SIERRA is based in the Laboratoire d'Informatique de l'École Normale Superiéure (CNRS/ENS/INRIA UMR 8548) and is a joint research team between INRIA Rocquencourt, École Normale Supérieure de Paris and Centre National de la Recherche Scientifique.

**Machine learning** is a recent scientific domain, positioned between applied mathematics, statistics and computer science. Its goals are the optimization, control, and modelisation of complex systems from examples. It applies to data from numerous engineering and scientific fields (e.g., vision, bioinformatics, neuroscience, audio processing, text processing, economy, finance, etc.), the ultimate goal being to derive general theories and algorithms allowing advances in each of these domains. Machine learning is characterized by the high quality and quantity of the exchanges between theory, algorithms and applications: interesting theoretical problems almost always emerge from applications, while theoretical analysis allows the understanding of why and when popular or successful algorithms do or do not work, and leads to proposing significant improvements.

Our academic positioning is exactly at the intersection between these three aspects---algorithms, theory and applications---and our main research goal is to make the link between theory and algorithms, and between algorithms and high-impact applications in various engineering and scientific fields, in particular computer vision, bioinformatics, audio processing, text processing and neuro-imaging.

Machine learning is now a vast field of research and the team focuses on the following aspects: supervised learning (kernel methods, calibration), unsupervised learning (matrix factorization, statistical tests), parsimony (structured sparsity, theory and algorithms), and optimization (convex optimization, bandit learning). These four research axes are strongly interdependent, and the interplay between them is key to successful practical applications.

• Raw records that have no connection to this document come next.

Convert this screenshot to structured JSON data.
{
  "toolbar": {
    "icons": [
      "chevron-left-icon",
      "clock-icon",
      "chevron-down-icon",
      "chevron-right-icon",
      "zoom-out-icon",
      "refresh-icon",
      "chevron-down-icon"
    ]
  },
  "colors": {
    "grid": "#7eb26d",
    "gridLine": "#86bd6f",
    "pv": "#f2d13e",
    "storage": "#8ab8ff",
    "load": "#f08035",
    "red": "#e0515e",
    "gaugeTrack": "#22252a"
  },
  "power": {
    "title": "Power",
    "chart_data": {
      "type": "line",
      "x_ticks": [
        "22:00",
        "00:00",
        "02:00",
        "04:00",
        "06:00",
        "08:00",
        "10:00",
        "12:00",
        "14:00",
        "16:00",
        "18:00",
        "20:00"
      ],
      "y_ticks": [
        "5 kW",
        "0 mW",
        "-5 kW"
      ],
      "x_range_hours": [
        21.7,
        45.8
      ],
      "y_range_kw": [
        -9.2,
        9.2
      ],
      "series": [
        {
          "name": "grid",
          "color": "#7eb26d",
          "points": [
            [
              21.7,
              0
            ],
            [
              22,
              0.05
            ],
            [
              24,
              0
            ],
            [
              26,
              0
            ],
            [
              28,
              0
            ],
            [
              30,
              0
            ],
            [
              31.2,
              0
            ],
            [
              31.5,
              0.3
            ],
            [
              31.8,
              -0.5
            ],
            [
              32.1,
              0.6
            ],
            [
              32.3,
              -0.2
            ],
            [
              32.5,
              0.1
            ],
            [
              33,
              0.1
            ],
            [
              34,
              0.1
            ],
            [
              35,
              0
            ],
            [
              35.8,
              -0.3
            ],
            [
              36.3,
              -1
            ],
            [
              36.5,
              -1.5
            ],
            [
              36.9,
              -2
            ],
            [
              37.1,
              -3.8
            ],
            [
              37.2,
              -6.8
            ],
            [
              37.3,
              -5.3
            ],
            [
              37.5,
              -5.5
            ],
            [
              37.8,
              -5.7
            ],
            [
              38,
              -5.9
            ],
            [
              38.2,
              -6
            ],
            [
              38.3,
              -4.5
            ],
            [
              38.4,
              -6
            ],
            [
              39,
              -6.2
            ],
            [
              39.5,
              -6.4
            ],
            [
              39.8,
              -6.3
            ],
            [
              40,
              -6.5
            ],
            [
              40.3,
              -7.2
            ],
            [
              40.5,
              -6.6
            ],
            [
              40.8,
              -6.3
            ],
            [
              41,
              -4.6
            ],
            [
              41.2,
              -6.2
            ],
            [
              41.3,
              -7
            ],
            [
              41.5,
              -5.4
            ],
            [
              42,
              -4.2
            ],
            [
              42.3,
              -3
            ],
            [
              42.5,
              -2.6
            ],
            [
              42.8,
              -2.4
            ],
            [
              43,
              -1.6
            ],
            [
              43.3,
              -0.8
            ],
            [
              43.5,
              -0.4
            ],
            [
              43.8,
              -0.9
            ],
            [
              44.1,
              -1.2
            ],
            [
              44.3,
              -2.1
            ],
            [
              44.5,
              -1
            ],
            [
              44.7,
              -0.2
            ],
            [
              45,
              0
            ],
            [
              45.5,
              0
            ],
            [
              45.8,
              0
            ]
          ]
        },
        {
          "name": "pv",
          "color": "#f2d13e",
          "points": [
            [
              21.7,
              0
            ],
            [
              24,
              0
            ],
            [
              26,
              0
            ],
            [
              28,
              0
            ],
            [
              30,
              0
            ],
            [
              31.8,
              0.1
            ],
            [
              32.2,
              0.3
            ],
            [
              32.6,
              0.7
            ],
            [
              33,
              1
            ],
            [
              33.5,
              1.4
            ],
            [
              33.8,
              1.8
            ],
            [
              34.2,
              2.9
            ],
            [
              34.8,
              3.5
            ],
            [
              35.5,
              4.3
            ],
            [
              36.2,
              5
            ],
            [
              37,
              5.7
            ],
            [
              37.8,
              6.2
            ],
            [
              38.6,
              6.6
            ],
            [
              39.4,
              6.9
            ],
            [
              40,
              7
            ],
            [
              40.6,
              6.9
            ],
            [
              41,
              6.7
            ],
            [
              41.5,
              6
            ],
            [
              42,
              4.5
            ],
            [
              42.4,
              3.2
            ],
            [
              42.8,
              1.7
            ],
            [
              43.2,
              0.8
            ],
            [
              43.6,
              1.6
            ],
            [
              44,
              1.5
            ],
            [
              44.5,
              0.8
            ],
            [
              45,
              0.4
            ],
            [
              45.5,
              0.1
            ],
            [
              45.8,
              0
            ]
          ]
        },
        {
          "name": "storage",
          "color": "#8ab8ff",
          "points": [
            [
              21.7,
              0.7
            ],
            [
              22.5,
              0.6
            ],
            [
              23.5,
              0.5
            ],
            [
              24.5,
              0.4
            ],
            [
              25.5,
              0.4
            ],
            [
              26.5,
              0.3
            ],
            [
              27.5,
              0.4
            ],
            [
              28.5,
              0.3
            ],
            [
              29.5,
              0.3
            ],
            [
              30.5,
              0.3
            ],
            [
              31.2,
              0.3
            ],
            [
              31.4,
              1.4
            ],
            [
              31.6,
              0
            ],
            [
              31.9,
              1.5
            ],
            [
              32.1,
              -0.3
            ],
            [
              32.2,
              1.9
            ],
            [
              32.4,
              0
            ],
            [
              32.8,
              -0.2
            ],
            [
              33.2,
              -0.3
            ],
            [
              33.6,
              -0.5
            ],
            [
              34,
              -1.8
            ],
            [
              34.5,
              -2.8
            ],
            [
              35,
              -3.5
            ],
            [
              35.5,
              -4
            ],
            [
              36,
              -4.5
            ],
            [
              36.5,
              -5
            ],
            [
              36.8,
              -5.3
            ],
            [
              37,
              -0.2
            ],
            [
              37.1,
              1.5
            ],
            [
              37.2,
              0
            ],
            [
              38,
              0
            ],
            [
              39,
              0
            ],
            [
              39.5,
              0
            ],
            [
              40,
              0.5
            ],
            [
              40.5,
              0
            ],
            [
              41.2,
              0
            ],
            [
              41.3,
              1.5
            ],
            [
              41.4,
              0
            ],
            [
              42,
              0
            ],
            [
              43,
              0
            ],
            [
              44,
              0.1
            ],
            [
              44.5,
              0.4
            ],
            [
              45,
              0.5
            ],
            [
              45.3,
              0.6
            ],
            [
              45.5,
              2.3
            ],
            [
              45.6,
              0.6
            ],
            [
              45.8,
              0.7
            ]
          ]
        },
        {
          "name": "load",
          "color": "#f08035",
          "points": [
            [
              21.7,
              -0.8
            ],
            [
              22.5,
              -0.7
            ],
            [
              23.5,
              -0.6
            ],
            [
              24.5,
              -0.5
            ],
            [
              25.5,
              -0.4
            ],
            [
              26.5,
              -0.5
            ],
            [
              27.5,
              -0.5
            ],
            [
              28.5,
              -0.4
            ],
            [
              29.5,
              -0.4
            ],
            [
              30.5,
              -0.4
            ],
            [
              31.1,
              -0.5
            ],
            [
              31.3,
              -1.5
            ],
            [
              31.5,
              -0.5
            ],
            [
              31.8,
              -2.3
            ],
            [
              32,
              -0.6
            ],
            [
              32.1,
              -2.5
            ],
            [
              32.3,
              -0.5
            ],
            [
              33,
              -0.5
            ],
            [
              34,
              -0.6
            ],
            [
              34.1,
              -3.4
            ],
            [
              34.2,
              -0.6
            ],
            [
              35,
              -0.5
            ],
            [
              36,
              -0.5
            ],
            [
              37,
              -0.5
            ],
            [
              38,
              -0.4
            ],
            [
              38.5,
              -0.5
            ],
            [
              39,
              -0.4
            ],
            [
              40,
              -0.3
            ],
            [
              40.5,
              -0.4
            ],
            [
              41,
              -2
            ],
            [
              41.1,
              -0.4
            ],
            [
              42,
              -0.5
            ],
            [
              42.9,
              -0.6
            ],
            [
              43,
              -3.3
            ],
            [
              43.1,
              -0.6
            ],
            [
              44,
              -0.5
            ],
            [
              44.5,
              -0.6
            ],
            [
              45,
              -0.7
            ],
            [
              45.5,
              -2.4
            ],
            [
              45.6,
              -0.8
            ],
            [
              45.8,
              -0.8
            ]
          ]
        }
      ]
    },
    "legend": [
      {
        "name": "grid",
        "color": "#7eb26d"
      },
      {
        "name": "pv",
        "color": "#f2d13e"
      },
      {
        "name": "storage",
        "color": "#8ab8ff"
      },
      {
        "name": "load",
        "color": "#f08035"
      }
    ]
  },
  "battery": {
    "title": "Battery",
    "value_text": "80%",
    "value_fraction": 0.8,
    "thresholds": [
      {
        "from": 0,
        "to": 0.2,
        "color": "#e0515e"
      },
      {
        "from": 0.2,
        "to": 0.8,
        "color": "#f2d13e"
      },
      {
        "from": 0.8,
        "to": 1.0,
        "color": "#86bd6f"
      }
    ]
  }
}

We follow four main research directions:

**Supervised learning:**

This part of our research focuses on methods where, given a set of examples of input/output pairs, the goal is to predict the output for a new input, with research on kernel methods, calibration methods, structured prediction, and multi-task learning.**Unsupervised learning:**

We focus here on methods where no output is given and the goal is to find structure of certain known types (e.g., discrete or low-dimensional) in the data, with a focus on matrix factorization, statistical tests, dimension reduction, and semi-supervised learning.**Parsimony:**

The concept of parsimony is central to many areas of science. In the context of statistical machine learning, this takes the form of variable or feature selection. The team focuses primarily on structured sparsity, with theoretical and algorithmic contributions.**Optimization:**

Optimization in all its forms is central to machine learning, as many of its theoretical frameworks are based at least in part on empirical risk minimization. The team focuses primarily on convex and bandit optimization.